On Wall Street on Thursday, the benchmark S&P 500 index
<.SPX> hit a two-year high with data showing first-time claims
for jobless benefits fell more than expected last week.
MSCI world equity index <.MIWD00000PUS> rose 0.1 percent
while the FTSEurofirst 300 index <> gained the same
amount.
TREASURIES RECOVER
U.S. Treasuries edged up thanks to a strong auction of
30-year bonds that reflected investor appetite. Treasuries sold
off heavily earlier in the week on U.S President Barack Obama's
plans to extend low tax rates.
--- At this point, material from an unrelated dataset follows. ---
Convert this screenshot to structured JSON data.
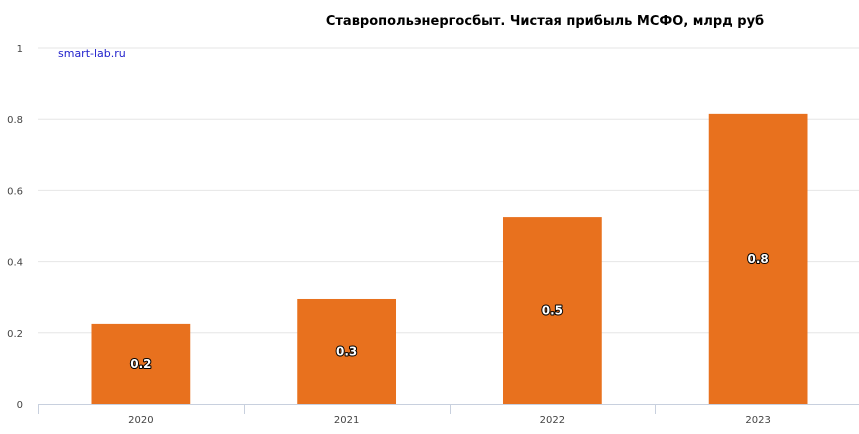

However, those plans hit some
opposition ahead of a Senate vote next week.
Rising U.S. Treasury yields this week and growing inflation
concerns in developing economies -- together with the prospect
of tighter Chinese policy -- also encouraged investors to scale
back their already overstretched bets on emerging markets.
Emerging stocks <.MSCIEF> lost 0.2 percent, partly on
concerns about China's possible measures to tighten the economy.
"Data all suggest that further policy normalization is
needed to keep China's economy on an even keel. So far, China
has made only modest moves in this direction," RBC said in a
note to clients.
"We expect to see more urgency from Beijing in the months
ahead as tackling inflation becomes a greater priority, with
both rate hikes and currency appreciation likely to be
employed."
Ten-year Treasuries <US10YT=RR> were up 8/32 in price to
yield 3.185 percent, off a six-month high of 3.330 percent
reached on Wednesday.
The sale of $13 billion of reopened 30-year U.S. bonds went
through at a yield below the level trading on the open market,
indicating investors bid aggressively for the debt, with strong
demand particularly from foreign buyers.
The dollar <.DXY> was steady against a basket of major
currencies, while the euro <EUR=> was also unchanged at $1.3236
<EUR=>.
U.S. crude oil <CLc1> rose a quarter percent to $88.59 a
barrel. The bund futures <FGBLc1> rose 0.2 percent.